As his years at Springbank Community High School passed he became interested in electronic music.
Discovering electronic music
Photo courtsey of Stoked On Photos
Tarrant-Steedman had never heard the type of music before a friend showed it to him.
After hearing it for the first time he spent hours downloading and listening to the entrancing music.
“At the time it kind of sounded like hip hop with a bunch of weird noises. I thought it was really cool,” he said.
Then he got curious.
“I found out it was all done on a computer and I wanted to give it a try,” he added.
Creating RealTalK Dubstep
After about a year and a half of producing music, Tarrant-Steedman met Jeremy Smithson online. Smithson, who lived in Nelson B.C., was known to the electronic music community as RaveFormz.
Smithson, 20, said he was drawn to Tarrant-Seedman’s music because of his “weird wonky melodies.”
The two began to collaborate on songs by sending files back and forth. After many successful trials the two, along with a vocalist formed RealTalK. The vocalist has left since then, but the two producers continue to work together.
After many successful tracks, some gaining over 10,000 plays online; the two began to be invited to play at more shows.
Tarrant-Steedman said, “Every show is bigger and it is a bigger opportunity each time.”

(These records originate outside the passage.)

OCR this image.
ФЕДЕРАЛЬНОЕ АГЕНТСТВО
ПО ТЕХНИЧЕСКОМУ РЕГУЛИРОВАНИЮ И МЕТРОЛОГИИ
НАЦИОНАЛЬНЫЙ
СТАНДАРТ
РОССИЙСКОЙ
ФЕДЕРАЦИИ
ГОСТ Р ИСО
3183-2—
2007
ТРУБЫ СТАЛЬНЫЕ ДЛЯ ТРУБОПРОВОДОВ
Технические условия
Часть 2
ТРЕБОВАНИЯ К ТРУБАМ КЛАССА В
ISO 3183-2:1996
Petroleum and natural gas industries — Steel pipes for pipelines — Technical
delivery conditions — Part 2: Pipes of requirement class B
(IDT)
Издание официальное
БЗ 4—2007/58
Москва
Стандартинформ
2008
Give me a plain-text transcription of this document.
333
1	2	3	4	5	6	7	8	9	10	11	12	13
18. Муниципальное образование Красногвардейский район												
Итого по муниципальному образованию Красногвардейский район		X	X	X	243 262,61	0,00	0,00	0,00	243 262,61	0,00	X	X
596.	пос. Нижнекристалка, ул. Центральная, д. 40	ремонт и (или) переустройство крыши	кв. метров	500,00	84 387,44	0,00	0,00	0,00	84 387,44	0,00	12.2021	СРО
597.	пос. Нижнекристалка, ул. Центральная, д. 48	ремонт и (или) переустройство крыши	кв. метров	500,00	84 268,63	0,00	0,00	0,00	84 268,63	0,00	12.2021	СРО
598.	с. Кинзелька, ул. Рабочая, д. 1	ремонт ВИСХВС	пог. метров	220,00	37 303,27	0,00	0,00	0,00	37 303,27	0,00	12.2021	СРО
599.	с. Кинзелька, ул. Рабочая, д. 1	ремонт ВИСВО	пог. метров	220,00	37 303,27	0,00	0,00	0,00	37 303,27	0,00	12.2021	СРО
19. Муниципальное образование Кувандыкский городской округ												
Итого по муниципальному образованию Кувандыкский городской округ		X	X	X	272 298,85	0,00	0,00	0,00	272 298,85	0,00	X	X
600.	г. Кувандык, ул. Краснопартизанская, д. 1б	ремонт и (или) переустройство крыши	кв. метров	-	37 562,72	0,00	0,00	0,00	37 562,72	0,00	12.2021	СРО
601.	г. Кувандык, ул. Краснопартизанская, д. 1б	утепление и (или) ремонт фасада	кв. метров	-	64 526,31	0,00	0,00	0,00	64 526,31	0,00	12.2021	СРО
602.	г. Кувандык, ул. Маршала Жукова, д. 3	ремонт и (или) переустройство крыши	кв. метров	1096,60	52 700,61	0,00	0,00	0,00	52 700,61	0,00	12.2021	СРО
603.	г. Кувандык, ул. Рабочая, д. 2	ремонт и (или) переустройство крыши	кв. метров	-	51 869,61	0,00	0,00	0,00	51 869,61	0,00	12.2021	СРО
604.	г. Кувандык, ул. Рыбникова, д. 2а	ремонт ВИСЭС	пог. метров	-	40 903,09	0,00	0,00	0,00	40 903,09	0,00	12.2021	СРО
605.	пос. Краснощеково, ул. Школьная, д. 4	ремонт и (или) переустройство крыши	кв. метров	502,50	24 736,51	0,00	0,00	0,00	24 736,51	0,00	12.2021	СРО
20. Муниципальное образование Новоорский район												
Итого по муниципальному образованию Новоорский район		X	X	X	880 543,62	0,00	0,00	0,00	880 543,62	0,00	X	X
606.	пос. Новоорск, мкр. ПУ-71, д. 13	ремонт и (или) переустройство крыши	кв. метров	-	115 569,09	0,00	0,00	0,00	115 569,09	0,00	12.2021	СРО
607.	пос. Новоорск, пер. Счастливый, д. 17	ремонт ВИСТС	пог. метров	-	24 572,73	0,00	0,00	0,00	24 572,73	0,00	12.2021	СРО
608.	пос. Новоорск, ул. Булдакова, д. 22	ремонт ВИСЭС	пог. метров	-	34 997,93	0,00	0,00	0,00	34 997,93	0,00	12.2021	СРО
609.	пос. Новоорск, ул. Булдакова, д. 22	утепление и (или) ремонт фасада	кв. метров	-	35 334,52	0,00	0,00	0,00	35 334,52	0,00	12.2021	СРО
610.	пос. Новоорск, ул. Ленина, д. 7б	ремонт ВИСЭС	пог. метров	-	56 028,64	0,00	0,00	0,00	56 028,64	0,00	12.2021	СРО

They have met and played shows together before, but often Tarrant-Steedman DJ’s as RealTalK in Calgary, Alta. and Smithson DJ’s as RealTalK in Nelson, B.C.
The formation of RealTalK has benefitted both members.
Smithson said, “He’s always making new music, so whenever I hit a creative wall he’s always there to give me something to work on. We can feed off each other’s energy and not have to worry about always starting new things.”
Logan Turner, now 19, met Tarrant-Steedman when she was 13, and has been in a relationship with him for over a year and a half.
She has been to many of his shows and said, “I love watching him on stage so much. He just makes me really proud of him. When you watch him you can tell that he really loves it.”
“I definitely admire the way he interacts with the crowd and how involved he is in his work,” she added.
Chris Murphy, owner of Stoked On Photos, has been shooting events for over 3 years.
Photo courtsey of Stoked On Photos“I love that I can capture the energy,” he said. He takes pride in the fact that he takes part in documenting the progression of electronic music, a scene that Tarrant-Steedman is quite active in.
“Robbie is really fun to take pictures of. He has an awesome stage presence,” he said.
For the past six months Tarrant-Steedman has been focusing on producing music. He has just gotten a full-time job in order to help support himself.
Recently, he has made the decision to part ways with Smithson. But, he said that being a part of RealTalK has been one of the most important parts of his life so far.
Tarrant-Steedman has no plans to stop producing music. He is launching his solo project in the near future.
“I always just loved being able to create something. I’ve always used music as a way to do that,” he said.